Il est vrai que le Congo s’est lancé sur le marché des « bons de trésor » et, notamment celui des BTA, qui en général est un moyen de financement de la trésorerie qui permet de rembourser la charge financière de la dette qui arrive à échéance.
Est-ce la prévision annuelle du trésor public sur l’émission des BTA (environ 76 milliards de FCA) sert à financer la charge de la dette ? De tout cela nous n’en savons rien.
 
Et, face à cette asymétrie de l’information, le doute sur le refinancement public de la dette congolaise s’est traduit déjà par la demande des investisseurs d'une prime de risque supplémentaire sur les taux d'intérêt (voir les taux d’intérêts des BTA émis par le Congo en comparaison des autres pays de la CEMAC) et par conséquent, l’émission des bons de trésor va accroître progressivement le coût de l'ensemble de la dette publique au fur et à mesure de son renouvellement.
 
En déclarant donc que le pays est loin de la banqueroute, était-ce là une manière de dire qu’au Congo les choses se passent tant bien que mal et que, le pays dispose encore d'un peu d'air et tente de négocier au mieux une phase très délicate avec le FMI.
"Nous négocions avec le Fonds monétaire international dans la confiance et l'observation stricte des procédures", a déclaré le président dans son message à la nation diffusé mardi soir à la veille du 58e anniversaire de l'indépendance.
 
C’est ici où cette déclaration laisse perplexe auprès de tout observateur avisé et même le FMI qui, a d’ailleurs renvoyé le dossier congolais sine die. Car, on y lit que les négociations se font dans la « CONFIANCE ».
 
Ce qui est bien dans la CONFIANCE, c’est la dernière syllabe « FIANCE » comme dans Fiancé. Les fiançailles se scellent non pas seulement avec confiance mais avec AMOUR or, en amour on ne cache pas les faits et les actes frauduleux à son partenaire.
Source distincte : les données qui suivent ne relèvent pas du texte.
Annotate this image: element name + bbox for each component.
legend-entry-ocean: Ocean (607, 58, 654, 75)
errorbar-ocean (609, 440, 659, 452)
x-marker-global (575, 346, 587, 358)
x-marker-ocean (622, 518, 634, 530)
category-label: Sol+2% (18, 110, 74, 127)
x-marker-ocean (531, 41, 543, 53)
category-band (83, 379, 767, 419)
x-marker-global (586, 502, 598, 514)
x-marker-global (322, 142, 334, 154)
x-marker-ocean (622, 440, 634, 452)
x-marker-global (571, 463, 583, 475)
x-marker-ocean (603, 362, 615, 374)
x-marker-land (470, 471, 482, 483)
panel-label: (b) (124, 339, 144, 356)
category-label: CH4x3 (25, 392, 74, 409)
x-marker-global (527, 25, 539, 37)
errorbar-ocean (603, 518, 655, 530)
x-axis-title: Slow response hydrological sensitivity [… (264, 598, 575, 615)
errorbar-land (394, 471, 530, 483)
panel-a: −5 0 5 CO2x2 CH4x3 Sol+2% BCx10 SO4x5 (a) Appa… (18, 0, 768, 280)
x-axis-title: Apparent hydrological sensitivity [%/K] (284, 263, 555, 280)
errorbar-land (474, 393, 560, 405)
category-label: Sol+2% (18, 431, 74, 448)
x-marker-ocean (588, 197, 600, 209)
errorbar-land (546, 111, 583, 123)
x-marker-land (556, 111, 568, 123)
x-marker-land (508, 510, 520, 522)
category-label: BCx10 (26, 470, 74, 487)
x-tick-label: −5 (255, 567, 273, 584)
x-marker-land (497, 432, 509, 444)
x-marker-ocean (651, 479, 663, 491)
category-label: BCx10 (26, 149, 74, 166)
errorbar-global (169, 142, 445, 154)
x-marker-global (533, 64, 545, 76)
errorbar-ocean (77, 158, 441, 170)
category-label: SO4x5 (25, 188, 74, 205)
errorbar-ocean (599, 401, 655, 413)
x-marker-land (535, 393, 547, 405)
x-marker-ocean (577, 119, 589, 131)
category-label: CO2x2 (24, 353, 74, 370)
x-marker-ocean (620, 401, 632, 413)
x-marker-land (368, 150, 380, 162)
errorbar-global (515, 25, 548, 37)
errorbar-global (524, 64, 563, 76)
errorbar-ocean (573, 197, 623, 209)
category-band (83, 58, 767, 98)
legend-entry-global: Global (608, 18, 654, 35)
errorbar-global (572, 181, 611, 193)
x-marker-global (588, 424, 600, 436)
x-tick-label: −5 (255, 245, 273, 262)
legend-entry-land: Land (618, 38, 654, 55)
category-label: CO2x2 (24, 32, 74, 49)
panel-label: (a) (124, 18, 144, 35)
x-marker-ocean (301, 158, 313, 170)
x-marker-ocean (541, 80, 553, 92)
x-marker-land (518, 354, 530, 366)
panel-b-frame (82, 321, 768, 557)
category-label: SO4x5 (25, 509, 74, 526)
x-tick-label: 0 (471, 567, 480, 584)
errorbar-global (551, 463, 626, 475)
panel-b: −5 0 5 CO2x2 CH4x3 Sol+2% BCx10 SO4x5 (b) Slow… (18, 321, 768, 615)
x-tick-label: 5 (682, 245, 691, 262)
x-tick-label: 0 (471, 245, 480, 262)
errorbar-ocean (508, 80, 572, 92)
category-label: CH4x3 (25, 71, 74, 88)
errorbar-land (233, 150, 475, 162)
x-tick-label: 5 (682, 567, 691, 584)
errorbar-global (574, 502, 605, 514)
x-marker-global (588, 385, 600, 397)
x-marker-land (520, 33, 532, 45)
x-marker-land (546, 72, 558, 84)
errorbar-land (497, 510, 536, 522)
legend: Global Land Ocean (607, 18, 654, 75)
Le Congo avait caché une partie de sa dette au FMI. Où est donc cette CONFIANCE ? Et quant à la première syllabe cela ressemble bien à une déclaration faite lors d’un diner de “con” un film français que j’ai adoré!
 
On y lit aussi ceci : "Nous espérons parvenir à un ACCORD qui contribuera sensiblement à améliorer la situation de nos finances publiques", selon le président. Qui peut croire que le seul accord avec le FMI contribuera sensiblement à améliorer la situation des finances publiques ? La gestion des finances publiques relève de la responsabilité gouvernementale qui doit avoir un cadre bien défini de la gestion budgétaire s’appuyant sur un budget voté qui doit être corrigé ou réajusté suivant la situation du pays à travers le collectif budgétaire.
 
Or, de tout cela, rien n’est fait depuis que le Ministre des finances du Congo a annoncé que le budget 2018 voté ne sera pas réalisé et donc l’excédent budgétaire voté dans la Loi de finances initiale ne sera finalement que de moitié.
 
Ce qui est à craindre c’est de voir le pays s’enfermer dans une sorte de « nasse » qui s’ouvrira toute grande au moment où la hausse des taux d’intérêts causera un accroissement du déficit budgétaire qui finira par asphyxier l’économie totalement.
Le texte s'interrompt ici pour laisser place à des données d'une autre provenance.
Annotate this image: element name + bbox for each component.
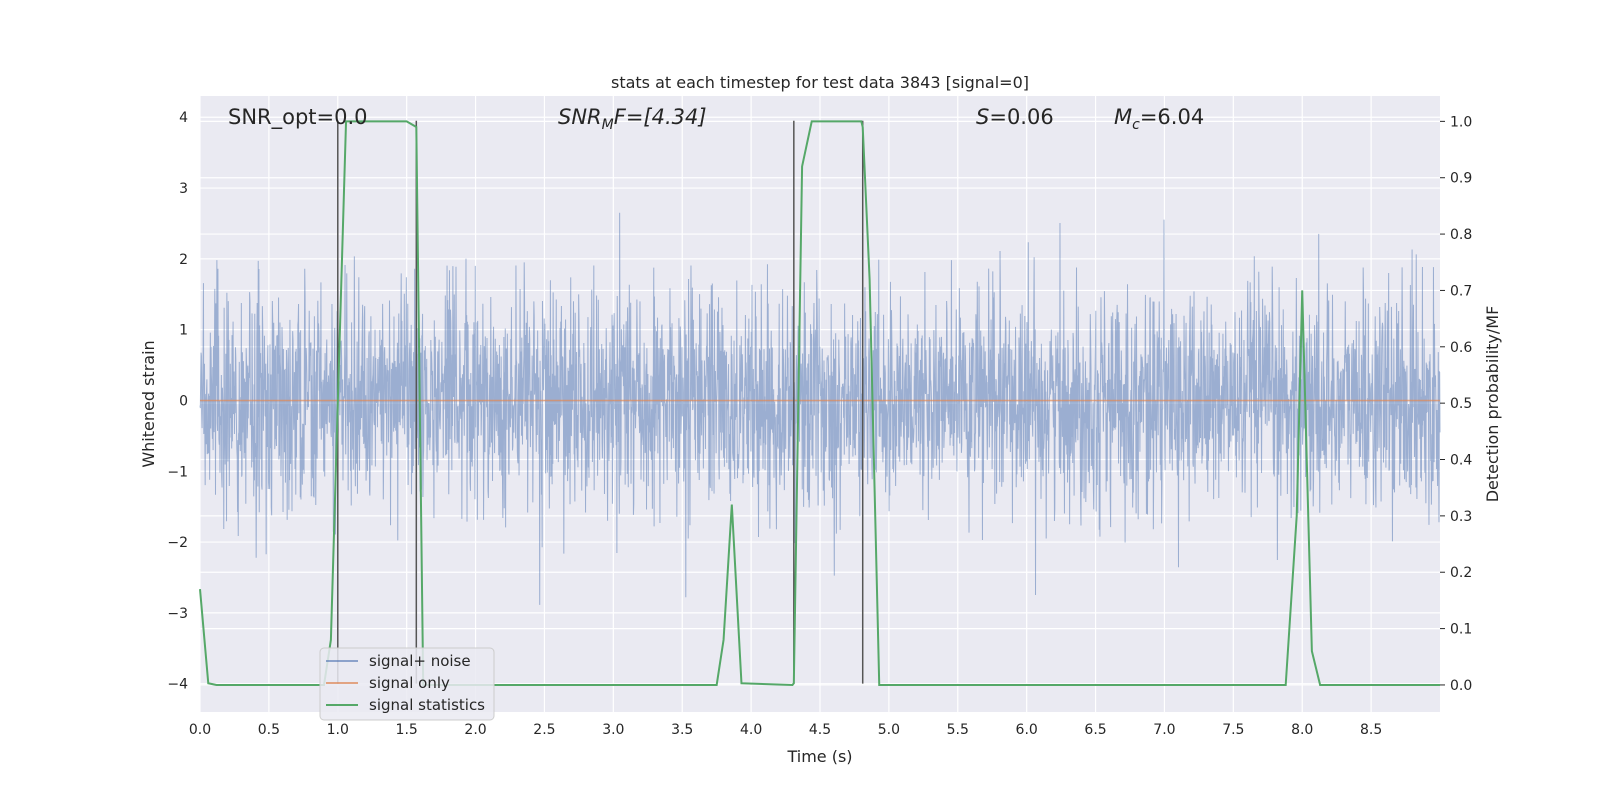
annotation-s-base: S bbox=[976, 105, 989, 129]
annotation-snr-opt: SNR_opt=0.0 bbox=[228, 105, 368, 130]
x-tick-label-9: 4.5 bbox=[809, 722, 831, 738]
annotation-s: S=0.06 bbox=[976, 105, 1054, 129]
annotation-s-rest: =0.06 bbox=[989, 105, 1053, 129]
legend-label-signal-noise: signal+ noise bbox=[369, 652, 471, 670]
x-tick-label-8: 4.0 bbox=[740, 722, 762, 738]
x-tick-label-2: 1.0 bbox=[327, 722, 349, 738]
y-tick-label-left-6: −2 bbox=[167, 535, 188, 551]
y-tick-label-right-1: 0.9 bbox=[1450, 171, 1472, 187]
x-tick-label-6: 3.0 bbox=[602, 722, 624, 738]
x-tick-label-0: 0.0 bbox=[189, 722, 211, 738]
legend-label-signal-only: signal only bbox=[369, 674, 450, 692]
tick-labels: 0.0 0.5 1.0 1.5 2.0 2.5 3.0 3.5 4.0 4.5 5.0 5.5 6.0 6… bbox=[167, 110, 1472, 738]
x-tick-label-13: 6.5 bbox=[1084, 722, 1106, 738]
y-tick-label-right-2: 0.8 bbox=[1450, 227, 1472, 243]
annotation-mc-sub: c bbox=[1132, 117, 1140, 133]
annotations: SNR_opt=0.0 SNRMF=[4.34] S=0.06 Mc=6.04 bbox=[228, 105, 1204, 133]
y-tick-label-left-0: 4 bbox=[179, 110, 188, 126]
annotation-snr-mf-sub: M bbox=[602, 117, 614, 133]
annotation-mc: Mc=6.04 bbox=[1114, 105, 1204, 133]
y-tick-label-right-9: 0.1 bbox=[1450, 622, 1472, 638]
annotation-snr-mf-rest: F=[4.34] bbox=[614, 105, 707, 129]
x-tick-label-11: 5.5 bbox=[947, 722, 969, 738]
legend: signal+ noise signal only signal statist… bbox=[319, 647, 495, 721]
y-tick-label-left-8: −4 bbox=[167, 677, 188, 693]
y-axis-label-left: Whitened strain bbox=[139, 340, 158, 467]
x-tick-label-3: 1.5 bbox=[396, 722, 418, 738]
x-tick-label-15: 7.5 bbox=[1222, 722, 1244, 738]
annotation-mc-base: M bbox=[1114, 105, 1132, 129]
y-tick-label-right-7: 0.3 bbox=[1450, 509, 1472, 525]
y-axis-label-right: Detection probability/MF bbox=[1483, 306, 1502, 503]
y-tick-label-left-2: 2 bbox=[179, 252, 188, 268]
y-tick-label-left-7: −3 bbox=[167, 606, 188, 622]
signal-statistics-series bbox=[199, 120, 1440, 686]
x-tick-label-12: 6.0 bbox=[1016, 722, 1038, 738]
y-tick-label-right-3: 0.7 bbox=[1450, 283, 1472, 299]
legend-box bbox=[319, 647, 495, 721]
x-tick-label-10: 5.0 bbox=[878, 722, 900, 738]
y-tick-label-left-5: −1 bbox=[167, 464, 188, 480]
y-tick-label-left-3: 1 bbox=[179, 323, 188, 339]
x-tick-label-17: 8.5 bbox=[1360, 722, 1382, 738]
x-tick-label-4: 2.0 bbox=[464, 722, 486, 738]
x-axis-label: Time (s) bbox=[786, 747, 852, 766]
annotation-mc-rest: =6.04 bbox=[1140, 105, 1204, 129]
x-tick-label-16: 8.0 bbox=[1291, 722, 1313, 738]
y-tick-label-right-5: 0.5 bbox=[1450, 396, 1472, 412]
y-tick-label-right-6: 0.4 bbox=[1450, 453, 1472, 469]
y-tick-label-right-4: 0.6 bbox=[1450, 340, 1472, 356]
y-tick-label-left-1: 3 bbox=[179, 181, 188, 197]
x-tick-label-7: 3.5 bbox=[671, 722, 693, 738]
legend-label-signal-statistics: signal statistics bbox=[369, 696, 485, 714]
y-tick-label-right-8: 0.2 bbox=[1450, 565, 1472, 581]
signal-statistics-line bbox=[199, 120, 1440, 686]
x-tick-label-14: 7.0 bbox=[1153, 722, 1175, 738]
y-tick-label-left-4: 0 bbox=[179, 393, 188, 409]
x-tick-label-5: 2.5 bbox=[533, 722, 555, 738]
y-tick-label-right-10: 0.0 bbox=[1450, 678, 1472, 694]
annotation-snr-mf-base: SNR bbox=[558, 105, 602, 129]
y-tick-label-right-0: 1.0 bbox=[1450, 114, 1472, 130]
x-tick-label-1: 0.5 bbox=[258, 722, 280, 738]
annotation-snr-mf: SNRMF=[4.34] bbox=[558, 105, 707, 133]
chart-title: stats at each timestep for test data 384… bbox=[611, 73, 1029, 92]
En vérité, le Congo ne peut pas s’en sortir seul de cette « nasse » et il a besoin donc du FMI afin de rendre sa dette soutenable et permettre au pays de tenir ses engagements.
 
Et, pour arriver à cet accord l’exigence du FMI est connue depuis avril 2018 :
« Les autorités congolaises devront entreprendre des réformes audacieuses et immédiates dans le domaine de la gouvernance pour traduire en action la rupture avec les politiques et pratiques du passé proclamée par le gouvernement », précisait alors le FMI, en indiquant notamment qu’une « participation forte de la société civile sera cruciale pour le succès des réformes de gouvernance ».
"Ce n’est donc pas de négocier dans la confiance et d’espérer parvenir à un accord que le Congo parviendra à améliorer sa situation MAIS c’est de mener des réformes sur la bonne gouvernance et sur la lutte contre la corruption que le pays parviendra à rendre la gestion des finances publiques efficace et efficiente".